® It Was Inevitable: Harry Potter Musical in the works.
® No Publicity is Bad Publicity: From Michael Dale’s Broadwayworld.com review of Grease: “…the score is juiced up with four songs from the movie…glued together by a sluggish book that only lightly touches its Boy Meets Girl/Boy Ignores Girl/Girl Dresses Slutty And Gets Boy plot for most of the first act.” The great quotes just keep comin’…
® Follow Harvey Fierstein’s every move during the rehearsal process of his new Broadway-bound musical, A Catered Affair.
® Hey, guess what. Not all theatre happens in New York City. Check out this handy (and well organized) guide to regional theatre courtesy of Broadwayworld.com.
® Bolshoi ballet goes for the spectacle in Le Corsain”: “…A storm bursts forth. The characters on the ship scurry back and forth as the ship itself rocks dangerously. Lightning and thunder rattle around the theatre. A huge rock, ominously, and rather charmingly, suddenly pops out of one of the wings at the front. The villain falls overboard and vanishes into the blue sheeting. Finally the ship gives a final lurch and breaks entirely in half on the
rocks.” Oh yeah, there’s dancing too.
® Theatre Geek TV: Check out this sneak preview of the ginormous musical version of Lord of the Rings.
® Neil Bartlett discusses bending gender in Twelfth Night, “If a theatre company announced that Shakespeare’s Antony was going to be played by a woman, everyone would want to know why. ‘It was written for a man,’ they’d say, ‘by one of the greatest playwrights who ever lived.’ But if Cleopatra is played by a woman, nobody thinks to say, ‘But that role was written for a man, by one of the greatest playwrights who ever lived.’ Yet those are the facts. So we shouldn’t ask ‘Why cross cast?’; what we should really be asking is ‘Why not?’”
® Warner Brothers suits objected to “human body parts being fed into a meat grinder to make meat pies” in dailys of the Tim Burton Sweeney Todd film. Did they read the SCRIPT before they gave it the greenlight? Thanks to The Playgoer for the heads up.

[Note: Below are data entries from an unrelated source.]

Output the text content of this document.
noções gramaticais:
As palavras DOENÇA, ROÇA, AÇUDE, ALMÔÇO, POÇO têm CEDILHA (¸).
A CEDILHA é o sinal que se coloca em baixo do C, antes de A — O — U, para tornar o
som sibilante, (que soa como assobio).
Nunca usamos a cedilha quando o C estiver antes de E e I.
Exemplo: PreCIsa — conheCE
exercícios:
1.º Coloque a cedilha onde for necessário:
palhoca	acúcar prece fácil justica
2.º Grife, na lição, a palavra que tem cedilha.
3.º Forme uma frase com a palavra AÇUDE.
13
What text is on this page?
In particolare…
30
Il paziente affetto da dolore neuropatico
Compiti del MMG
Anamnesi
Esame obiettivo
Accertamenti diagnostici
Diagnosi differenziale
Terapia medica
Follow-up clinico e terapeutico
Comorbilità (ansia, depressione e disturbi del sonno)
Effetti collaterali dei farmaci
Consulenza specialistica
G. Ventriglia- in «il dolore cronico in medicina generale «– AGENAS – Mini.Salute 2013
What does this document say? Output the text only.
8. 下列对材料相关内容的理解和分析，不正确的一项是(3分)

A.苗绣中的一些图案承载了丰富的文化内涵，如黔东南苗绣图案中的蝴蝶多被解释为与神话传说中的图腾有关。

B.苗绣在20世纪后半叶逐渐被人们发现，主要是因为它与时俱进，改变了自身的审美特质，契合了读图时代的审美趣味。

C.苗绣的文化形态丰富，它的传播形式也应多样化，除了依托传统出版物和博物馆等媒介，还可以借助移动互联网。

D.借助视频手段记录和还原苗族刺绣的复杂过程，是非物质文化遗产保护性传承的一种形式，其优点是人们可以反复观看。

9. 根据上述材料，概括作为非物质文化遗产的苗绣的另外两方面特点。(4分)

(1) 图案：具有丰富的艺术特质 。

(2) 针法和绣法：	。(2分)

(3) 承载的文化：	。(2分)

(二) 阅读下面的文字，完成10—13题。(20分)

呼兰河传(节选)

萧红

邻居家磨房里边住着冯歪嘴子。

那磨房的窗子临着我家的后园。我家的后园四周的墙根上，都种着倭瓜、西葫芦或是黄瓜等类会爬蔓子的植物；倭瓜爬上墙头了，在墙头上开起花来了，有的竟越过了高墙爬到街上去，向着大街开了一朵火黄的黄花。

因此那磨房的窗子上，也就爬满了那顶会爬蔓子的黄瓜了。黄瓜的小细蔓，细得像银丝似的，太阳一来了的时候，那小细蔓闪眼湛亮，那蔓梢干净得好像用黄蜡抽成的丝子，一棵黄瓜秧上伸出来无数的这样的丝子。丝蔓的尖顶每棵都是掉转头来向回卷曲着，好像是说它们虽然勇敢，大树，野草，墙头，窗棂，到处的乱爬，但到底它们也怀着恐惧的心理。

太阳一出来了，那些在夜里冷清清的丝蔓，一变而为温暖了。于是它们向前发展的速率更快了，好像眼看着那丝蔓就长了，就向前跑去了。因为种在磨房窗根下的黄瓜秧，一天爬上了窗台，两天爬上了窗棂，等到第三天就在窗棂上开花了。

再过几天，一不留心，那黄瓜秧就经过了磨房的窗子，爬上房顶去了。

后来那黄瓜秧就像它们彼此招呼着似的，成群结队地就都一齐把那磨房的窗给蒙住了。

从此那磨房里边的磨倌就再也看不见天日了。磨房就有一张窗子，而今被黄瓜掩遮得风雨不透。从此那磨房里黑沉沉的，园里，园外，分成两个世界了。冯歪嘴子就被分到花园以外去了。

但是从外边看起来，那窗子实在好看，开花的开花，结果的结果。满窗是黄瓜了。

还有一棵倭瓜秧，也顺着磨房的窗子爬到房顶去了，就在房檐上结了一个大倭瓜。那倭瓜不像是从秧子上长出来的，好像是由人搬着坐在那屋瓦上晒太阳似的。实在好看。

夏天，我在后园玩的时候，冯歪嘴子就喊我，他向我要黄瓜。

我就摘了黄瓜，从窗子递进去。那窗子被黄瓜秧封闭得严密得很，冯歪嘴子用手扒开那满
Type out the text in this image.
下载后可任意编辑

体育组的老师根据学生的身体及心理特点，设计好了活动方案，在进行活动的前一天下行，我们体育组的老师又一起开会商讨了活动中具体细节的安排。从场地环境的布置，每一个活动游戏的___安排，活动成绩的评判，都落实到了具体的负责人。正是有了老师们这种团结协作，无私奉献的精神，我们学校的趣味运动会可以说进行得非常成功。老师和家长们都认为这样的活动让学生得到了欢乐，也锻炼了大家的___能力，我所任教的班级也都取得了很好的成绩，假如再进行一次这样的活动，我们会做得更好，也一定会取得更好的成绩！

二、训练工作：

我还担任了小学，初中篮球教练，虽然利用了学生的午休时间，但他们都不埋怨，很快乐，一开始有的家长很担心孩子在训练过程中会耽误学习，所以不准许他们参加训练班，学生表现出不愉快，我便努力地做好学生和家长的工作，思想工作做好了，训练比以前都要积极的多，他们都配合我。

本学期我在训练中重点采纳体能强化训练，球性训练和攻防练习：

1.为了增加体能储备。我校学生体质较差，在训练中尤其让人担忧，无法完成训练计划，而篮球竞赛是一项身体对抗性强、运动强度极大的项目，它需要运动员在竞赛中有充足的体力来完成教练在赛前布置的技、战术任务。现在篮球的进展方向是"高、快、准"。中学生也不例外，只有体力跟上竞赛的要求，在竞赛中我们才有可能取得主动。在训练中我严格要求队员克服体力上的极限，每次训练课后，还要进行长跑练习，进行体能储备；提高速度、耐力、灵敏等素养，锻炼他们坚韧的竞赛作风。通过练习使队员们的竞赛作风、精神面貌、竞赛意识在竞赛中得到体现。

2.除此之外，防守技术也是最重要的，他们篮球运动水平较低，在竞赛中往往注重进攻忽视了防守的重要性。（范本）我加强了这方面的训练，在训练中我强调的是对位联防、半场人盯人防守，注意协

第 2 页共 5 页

® The Sunday comics provided some insight on how adventurous theatre goers take what they get in this, the season where every city in the world is celebrating it’s Fringes. Cosmo (in Jeff Macnelly’s Shoe), ponders frame after frame after frame what to say in his review of the Treetops Mime Festival. Finally in the last frame, he types his succinct review: “It was the best of mimes; it was the worst of mimes.” Long live the Fringe.